Drive was cancelled before I got a chance to check it out. Pity: I loves me the Fillion.

Christie Golden's Warcraft: Rise of the Horde ended up being a thoroughly disappointing read: pedestrian, transparent, and way too intent on making the Orcs seem like gullible, naive victims even as the narrator insists that they knowingly condemned themselves. The whole good/evil schism is taken to cartoonish extremes: the draenei are ridiculously benevolent, the Orcs shockingly simple-minded, the Burning Legion unidimensionally bad. Bo-ring.

Supernatural, Folsom Prison Blues: Another by-the-numbers episode, servicably entertaining without hitting any particular highs or lows.

The recent conclusion of Girls left me a bit cold; on the one hand, I never expected the people of Pennystown to really figure out what was going on, but on the other hand, the series ends without much closure at all, emotionally or plotwise. Given that the Lunas focused far more on the human cast members as protagonists than on the mysterious Girls, it's a bit of a surprise to see all the attention in this double-sized finale given to the "sperm-monster" and its mission - we don't really get to grieve for the dead, or see how the survivors deal with the aftermath. A disappointing end to an interesting series.

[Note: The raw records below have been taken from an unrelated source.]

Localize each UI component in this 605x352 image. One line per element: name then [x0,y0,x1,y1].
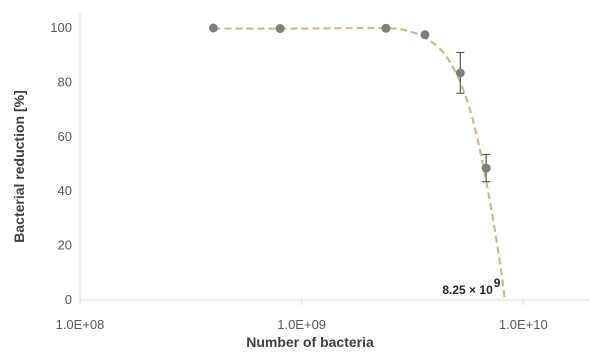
y-tick-label: 100 [50,20,72,35]
y-tick-label: 80 [58,74,72,89]
x-tick-label: 1.0E+08 [56,317,105,332]
x-tick-label: 1.0E+09 [277,317,326,332]
y-tick-label: 20 [58,238,72,253]
y-tick-label: 40 [58,183,72,198]
data-point-1 [208,23,218,33]
x-intercept-annotation: 8.25 × 10 [442,283,493,297]
data-point-2 [275,24,285,34]
x-intercept-annotation-exponent: 9 [494,276,501,290]
data-point-5 [455,68,465,78]
y-tick-label: 60 [58,129,72,144]
y-axis-title: Bacterial reduction [%] [11,90,27,242]
x-tick-label: 1.0E+10 [499,317,548,332]
fit-curve [213,26,506,301]
data-point-4 [420,30,430,40]
data-point-3 [381,23,391,33]
data-point-6 [481,163,491,173]
x-axis-title: Number of bacteria [246,334,374,350]
y-tick-label: 0 [65,292,72,307]
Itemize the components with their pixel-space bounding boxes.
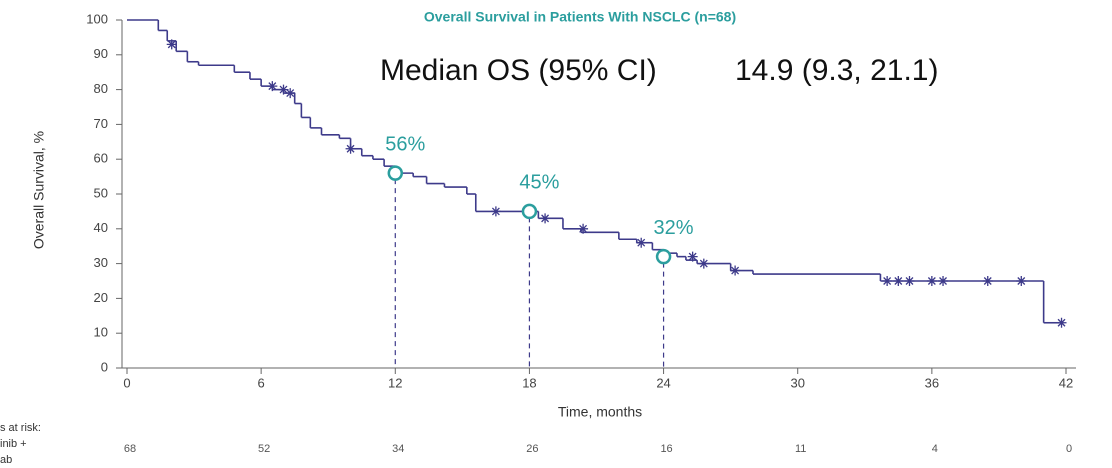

Final Fantasy IV Advance: Having completed "Dawn of Souls" (which I highly recommend), I've started the first GBA remake of the SNES trilogy. It's a bit glitchy - the buttons tend to stick, and encounter rate/ATB is way off - but the retranslated script is excellent, and the graphics have been tweaked just enough that I don't feel like I'm just replaying the same old game again.

Apr. 19th, 2007


I'm a hostage in a fortune cookie factory: send help!

Okay, maybe not quite that dramatic... it's just been a very eventful week in which I have somehow miraculously failed to actually write (or do) much of anything.

I've started reading Christie Golden's "Rise of the Horde", which is basically a history of the Orcs of "Warcraft". Unfortunately, it's being written with the most current "World of Warcraft" lore as canon, so... yeah, spaceships and other weirdness abounds. Not quite sure how I feel about that just yet. As an equalizer, I'm also reading Virginia Woolf's "To The Lighthouse", which I'm really enjoying despite Woolf's Joyce-esque tendency to go on long rambling quasi-stream-of-consciousness segments of introspection.

No more "Heroes" retrospectives for the time being, as I've found myself repeating a lot of criticisms that hold true after "Six Months Ago" - Niki's storyline is still being written in a very confusing and amorphous style (she's in jail; she's in a psych ward; she's an assassin; nobody seems to be at all bothered by any of this), Hiro keeps stumbling back and forth over the line between cute and annoying, revelations are being compounded with even more questions, etc. That said, I'm really looking forward to the last leg of the season: with "Rome" off the air, "Heroes" is now my favorite TV show.